Его рука наконец отпускает мое лицо, и я отворачиваю голову в сторону, не в силах смотреть ему в глаза. Хочу, чтобы он исчез. Чтобы всего этого не было между нами, но чуда не происходит.

Саян продолжает придавливать меня своим телом к постели, не давая сдвинуть бедра, лишь слегка приподнимается, позволяя мне сделать глубокий полноценный вдох.

– Что ты делаешь с нами, Саян? – шепчу я и зажмуриваюсь, не сумев удержать в себе слезы. Именно эта пауза ослабляет меня, выпускает наружу рваные ошметки чувств, от которых всё внутри болит, разрывается на части.

Тяжесть сверху пропадает, звучит натужное поскрипывание кровати, но я глаза не открываю, слышу только шаги Саяна, а затем страшной силы удар.

Заполошно подрываюсь, в ужасе глядя на зеркало над моим туалетным столиком, расколовшееся от его удара. Оно трескается, опадая осколками на пол, а я стою у кровати в ступоре, не помня даже, как встала и закуталась в покрывало.

Наши взгляды с Саяном встречаются в отражении разбитого зеркала, а я вдруг вспоминаю, что читала где-то, что смотреть в осколки это тоже самое, что смотреть на свою разбитую треснувшую душу.

Саян оборачивается, загораживая собой зеркало, и я опускаю взгляд на его сжатый кулак. С костяшек стекает кровь, и я прикусываю губу, не в силах сказать ни слова.

Мне впервые становится так страшно, что я теряю дар речи.

– Жду тебя внизу, – глухо говорит Саян, нарушая гулкую тишину, и, не проронив ни единого стона боли, выходит из спальни.

За ним капает дорожка крови, но он никак не реагирует, словно раны – последнее, что его волнует.

Пару минут я стою, не двигаясь с места, а затем медленно, огибая алые пятна на паркете, подхожу к шкафу. Адреналин спадает, и мои руки ослабевают, отпуская края покрывала. Оно падает мне под ноги, а сама я с трудом нахожу, что надеть.

Ни одна одежда вдруг не оказывается подходящей. То колени открывает, то грудь оголяет. А мне как никогда раньше хочется закутаться в закрытую одежду наподобие паранджи, чтобы Саян не смотрел на меня. Не хотел меня.

В груди ворочается отчаяние, и я шмыгаю, зло проводя ребром ладони по щекам. Хочется расплакаться, скрутившись на постели калачиком, но теперь я не могу даже смотреть на нашу кровать без содрогания.
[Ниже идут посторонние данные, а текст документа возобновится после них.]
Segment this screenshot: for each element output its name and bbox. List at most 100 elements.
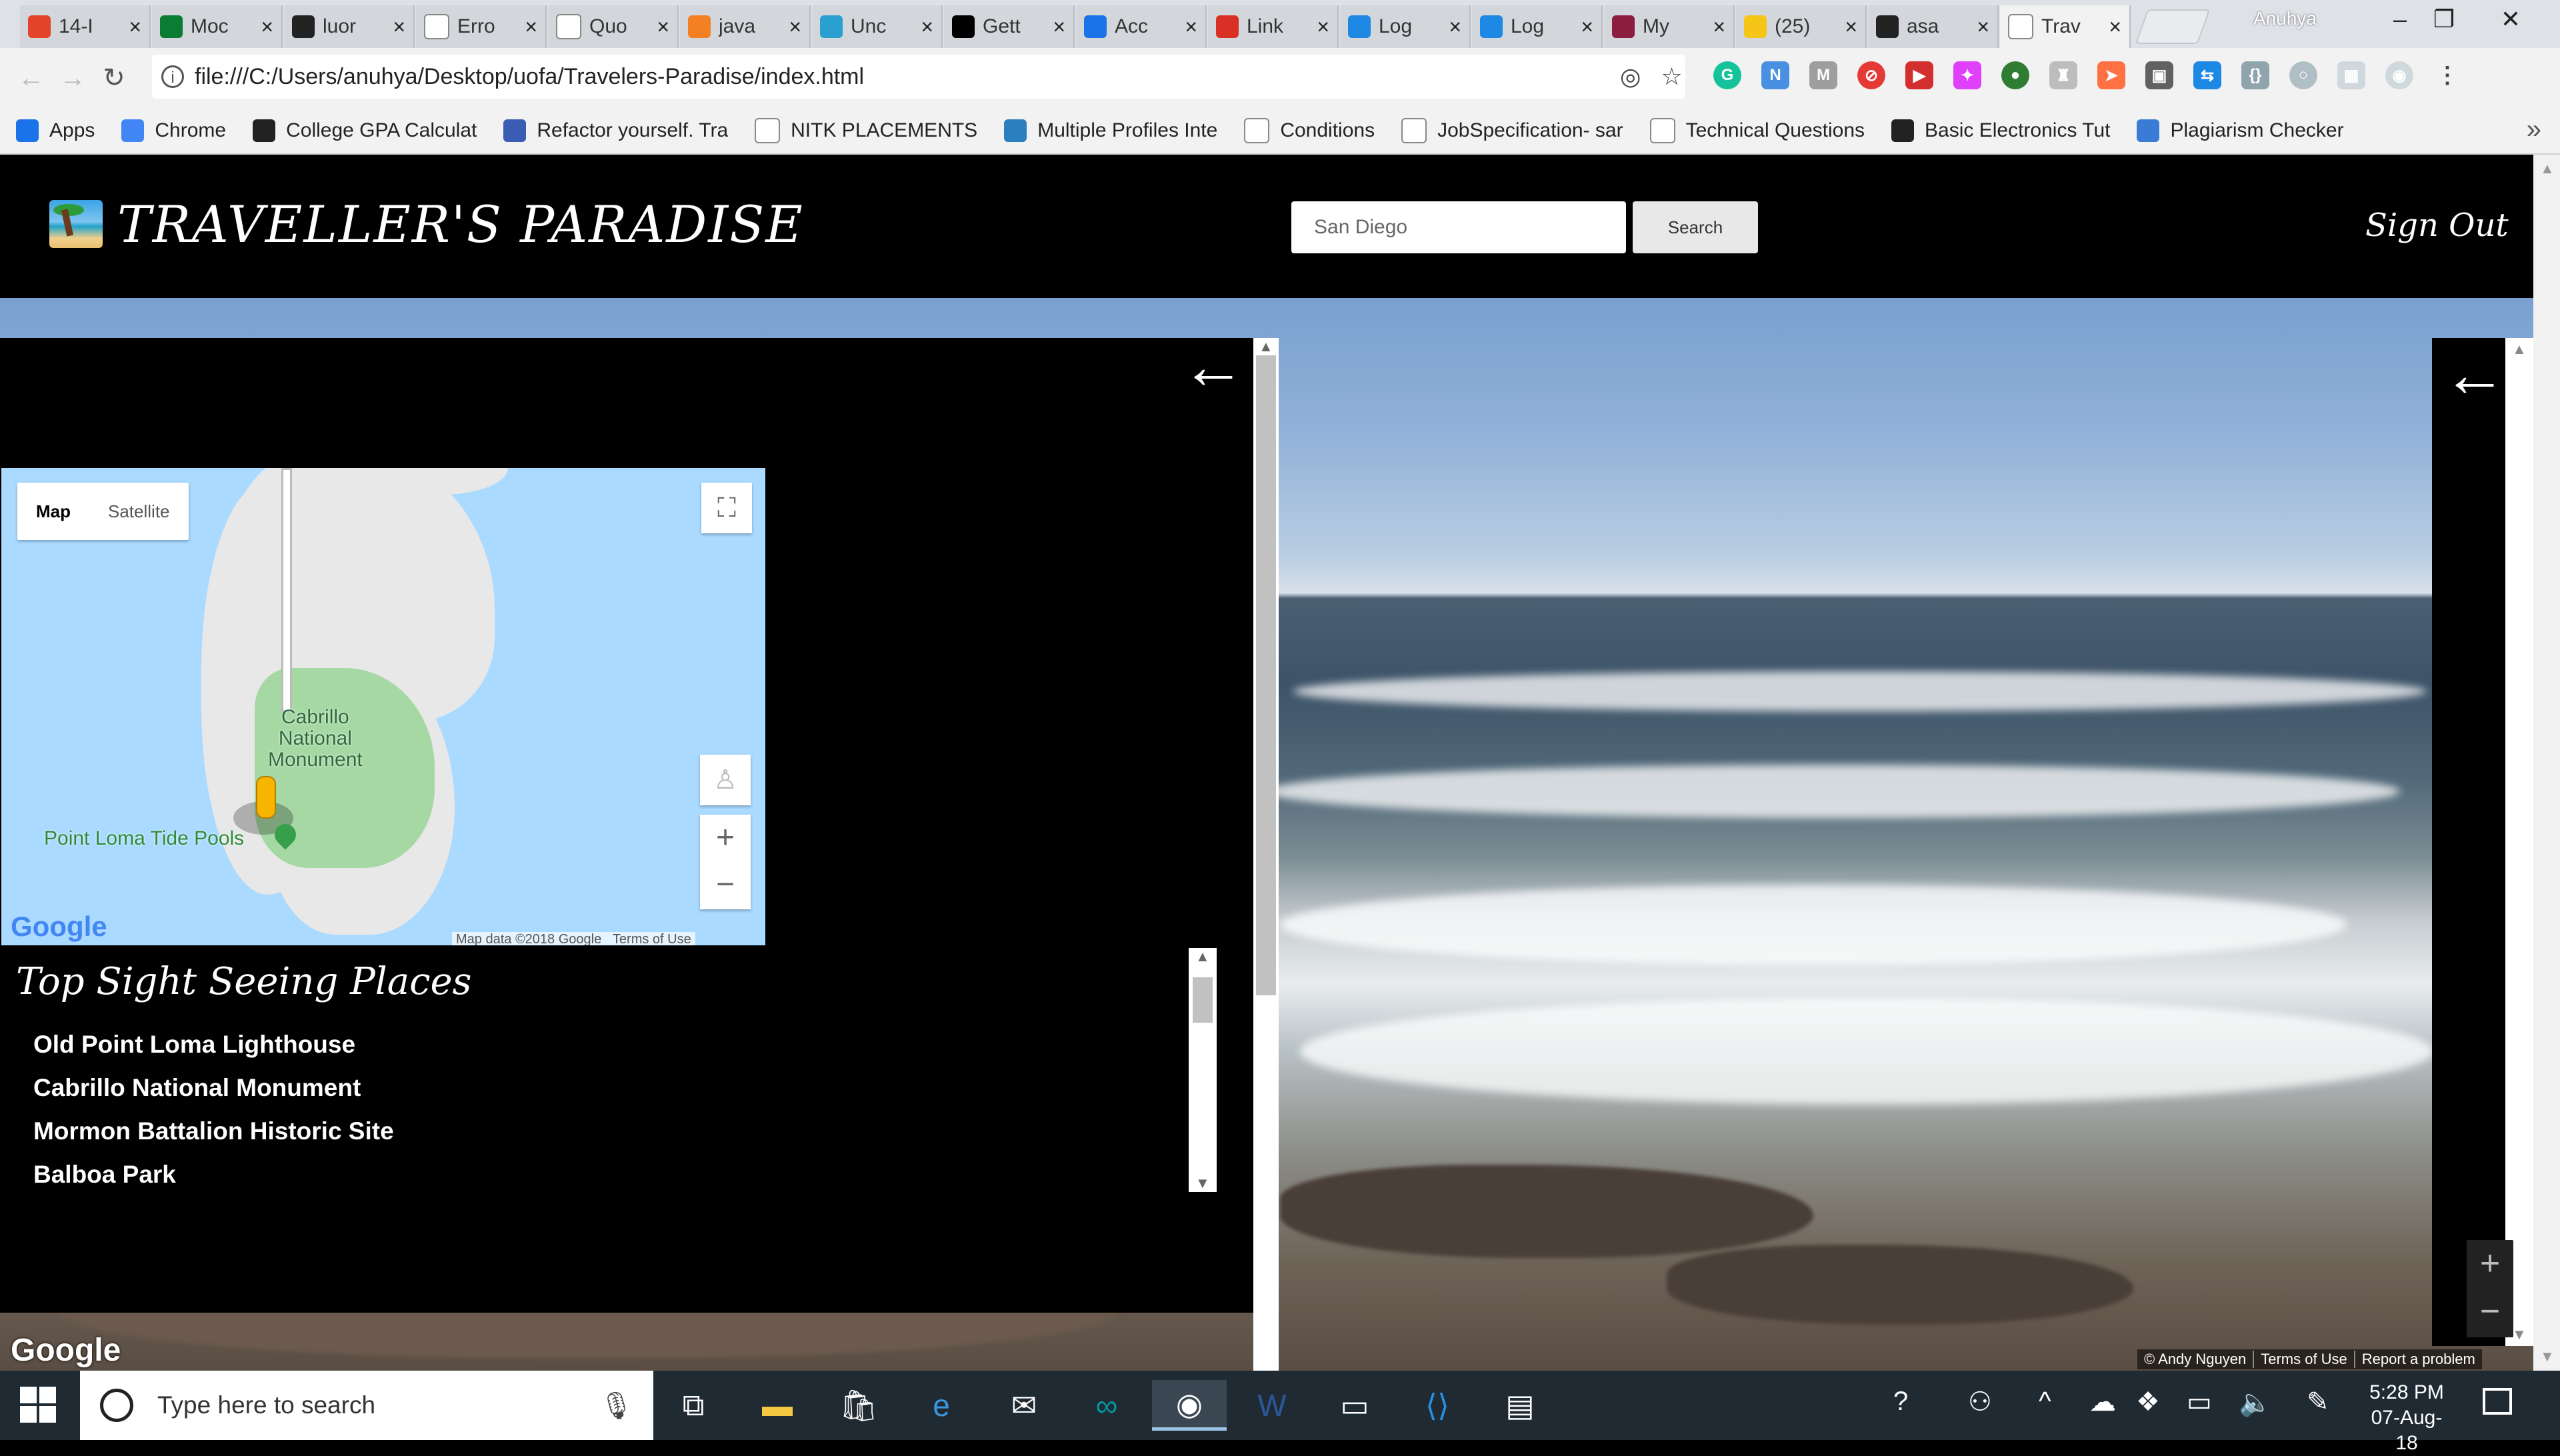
onedrive-icon[interactable]: ☁ [2089,1387,2116,1417]
scroll-down-icon[interactable]: ▼ [2512,1326,2527,1343]
vscode-icon[interactable]: ⟨⟩ [1400,1380,1475,1431]
bookmark-item[interactable]: Plagiarism Checker [2137,118,2344,143]
browser-tab[interactable]: Gett × [944,5,1075,48]
scroll-thumb[interactable] [1256,355,1276,995]
bookmark-star-icon[interactable]: ☆ [1661,63,1682,91]
fullscreen-icon[interactable]: ⛶ [701,483,752,533]
tab-close-icon[interactable]: × [1581,15,1593,39]
scroll-up-icon[interactable]: ▲ [1195,948,1210,965]
browser-tab[interactable]: Log × [1472,5,1603,48]
edge-icon[interactable]: e [904,1380,979,1431]
bookmark-item[interactable]: Chrome [121,118,226,143]
right-panel-scrollbar[interactable]: ▲ ▼ [2505,338,2533,1346]
street-view-pegman-icon[interactable] [256,776,276,819]
tab-close-icon[interactable]: × [393,15,405,39]
cortana-icon[interactable] [100,1389,133,1422]
google-map[interactable]: Map Satellite ⛶ ♙ + − Cabrillo National … [1,468,765,945]
scroll-up-icon[interactable]: ▲ [2540,160,2555,177]
browser-tab[interactable]: (25) × [1736,5,1867,48]
new-extension-icon[interactable]: N [1761,61,1789,89]
more-bookmarks-icon[interactable]: » [2527,115,2541,145]
task-view-icon[interactable]: ⧉ [656,1380,731,1431]
report-problem-link[interactable]: Report a problem [2355,1351,2482,1368]
json-extension-icon[interactable]: {} [2241,61,2269,89]
pegman-icon[interactable]: ♙ [700,755,751,805]
map-zoom-out-button[interactable]: − [700,861,751,908]
map-type-satellite[interactable]: Satellite [89,483,189,540]
scroll-down-icon[interactable]: ▼ [2540,1348,2555,1365]
shield-extension-icon[interactable]: ♜ [2049,61,2077,89]
location-icon[interactable]: ◎ [1620,63,1641,91]
sight-list-item[interactable]: Mormon Battalion Historic Site [33,1109,394,1153]
browser-tab[interactable]: asa × [1868,5,1999,48]
scroll-up-icon[interactable]: ▲ [1259,338,1273,355]
browser-tab[interactable]: Erro × [416,5,547,48]
tab-close-icon[interactable]: × [2109,15,2121,39]
bookmark-item[interactable]: Refactor yourself. Tra [503,118,728,143]
sign-out-link[interactable]: Sign Out [2365,207,2509,244]
tab-close-icon[interactable]: × [525,15,537,39]
tab-close-icon[interactable]: × [1845,15,1857,39]
sv-zoom-out-button[interactable]: − [2467,1288,2513,1336]
screenshot-extension-icon[interactable]: ▣ [2145,61,2173,89]
microphone-icon[interactable]: 🎙 [599,1390,633,1421]
chrome-taskbar-icon[interactable]: ◉ [1152,1380,1227,1431]
battery-icon[interactable]: ▭ [2187,1387,2212,1417]
sight-list-item[interactable]: Cabrillo National Monument [33,1066,394,1109]
tab-close-icon[interactable]: × [921,15,933,39]
tab-close-icon[interactable]: × [1053,15,1065,39]
sight-list-item[interactable]: Old Point Loma Lighthouse [33,1023,394,1066]
grid-extension-icon[interactable]: ▦ [2337,61,2365,89]
word-icon[interactable]: W [1235,1380,1309,1431]
bookmark-item[interactable]: JobSpecification- sar [1401,118,1623,143]
show-hidden-icons[interactable]: ^ [2039,1387,2051,1417]
map-terms-link[interactable]: Terms of Use [613,932,691,945]
terminal-icon[interactable]: ▭ [1317,1380,1392,1431]
browser-tab[interactable]: Acc × [1076,5,1207,48]
store-icon[interactable]: 🛍 [821,1380,896,1431]
grammarly-icon[interactable]: G [1713,61,1741,89]
people-icon[interactable]: ⚇ [1968,1387,1992,1417]
windows-start-icon[interactable] [20,1387,57,1424]
menu-icon[interactable]: ⋮ [2433,61,2461,89]
video-extension-icon[interactable]: ▶ [1905,61,1933,89]
page-scrollbar[interactable]: ▲ ▼ [2533,155,2560,1371]
restore-icon[interactable]: ❐ [2417,5,2471,33]
dropbox-icon[interactable]: ❖ [2136,1387,2160,1417]
reload-icon[interactable]: ↻ [93,63,135,93]
bookmark-item[interactable]: Conditions [1244,118,1375,143]
bookmark-item[interactable]: Technical Questions [1649,118,1865,143]
notification-icon[interactable] [2483,1388,2512,1415]
browser-tab[interactable]: 14-I × [20,5,151,48]
photo-credit[interactable]: © Andy Nguyen [2137,1351,2255,1368]
m-extension-icon[interactable]: M [1809,61,1837,89]
bookmark-item[interactable]: NITK PLACEMENTS [755,118,977,143]
bookmark-item[interactable]: Basic Electronics Tut [1891,118,2110,143]
back-arrow-icon[interactable]: ← [2443,338,2507,411]
bookmark-item[interactable]: College GPA Calculat [253,118,477,143]
arduino-icon[interactable]: ∞ [1069,1380,1144,1431]
browser-tab[interactable]: Log × [1340,5,1471,48]
help-icon[interactable]: ? [1893,1387,1908,1417]
info-icon[interactable]: i [161,65,184,88]
site-title[interactable]: TRAVELLER'S PARADISE [117,195,804,254]
browser-tab[interactable]: Moc × [152,5,283,48]
search-input[interactable]: San Diego [1291,201,1626,253]
pen-icon[interactable]: ✎ [2307,1387,2329,1417]
clock[interactable]: 5:28 PM 07-Aug-18 [2360,1380,2453,1456]
back-icon[interactable]: ← [11,63,52,93]
circle-extension-icon[interactable]: ○ [2289,61,2317,89]
magic-extension-icon[interactable]: ✦ [1953,61,1981,89]
scroll-thumb[interactable] [1193,977,1213,1023]
new-tab-button[interactable] [2135,9,2211,44]
close-window-icon[interactable]: ✕ [2484,5,2537,33]
tab-close-icon[interactable]: × [1713,15,1725,39]
panel-scrollbar[interactable]: ▲ ▼ [1253,338,1279,1371]
browser-tab[interactable]: Unc × [812,5,943,48]
tab-close-icon[interactable]: × [1449,15,1461,39]
map-zoom-in-button[interactable]: + [700,815,751,861]
browser-tab[interactable]: luor × [284,5,415,48]
browser-tab[interactable]: Trav × [2000,5,2131,48]
volume-icon[interactable]: 🔈 [2239,1387,2272,1418]
search-button[interactable]: Search [1633,201,1758,253]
Как и на Саяна без животного страха, который течет по венам, циркулируя по кругу.

Та хрупкая ниточка, что еще сохранялась, окончательно рвется, и в моей душе образовывается пустота.

Замотавшись в свитер и спортивные, абсолютно неподходящие под верх штаны, я нехотя спускаюсь вниз.

Мне бы собрать вещи, пока есть возможность, но я чувствую себя такой потерянной и болезненно уязвимой, что на это просто не хватает сил.

До этого мне казалось, что я могу свернуть горы, сделать любой финт ушами и уехать куда глаза глядят, а теперь всё меняется. Меня выворачивает наизнанку, а сама себе я кажусь слабой и ни к чему не приспособленной. Я даже защитить себя не могу, как показала практика, и от этого становится безумно страшно.

Саяна на первом этаже нигде нет, и я не слышу ни единого звука – ни его шагов, ни его голос, ни его дыхания. Сделав несколько глотков воды, я случайно вижу его в окне сбоку.

Он сидит на крыльце, слегка сгорбившись, руки на согнутых коленях свисают вниз, а сам смотрит себе под ноги.

Я медленно открываю дверь и застываю, не в силах сделать ни единого шага вперед. Он ничего не говорит, но что-то в положении его тела неуловимо меняется. Будто он зверь, держащий в поле зрения свою добычу. И в этот раз этой добычей становлюсь вдруг я.

– Я не собирался тебе изменять, Люб. Не с этой потаскухой, – глухо звучит его усталый голос, и он жестко проводит ладонью по лицу.

Не оборачивается и не двигается, но я более чем уверена, что на лице его сейчас злой болезненный оскал. От него ощутимо веет угрозой, и я стою у порога, готовая в любой момент скользнуть внутрь дома и захлопнуть перед его носом дверь.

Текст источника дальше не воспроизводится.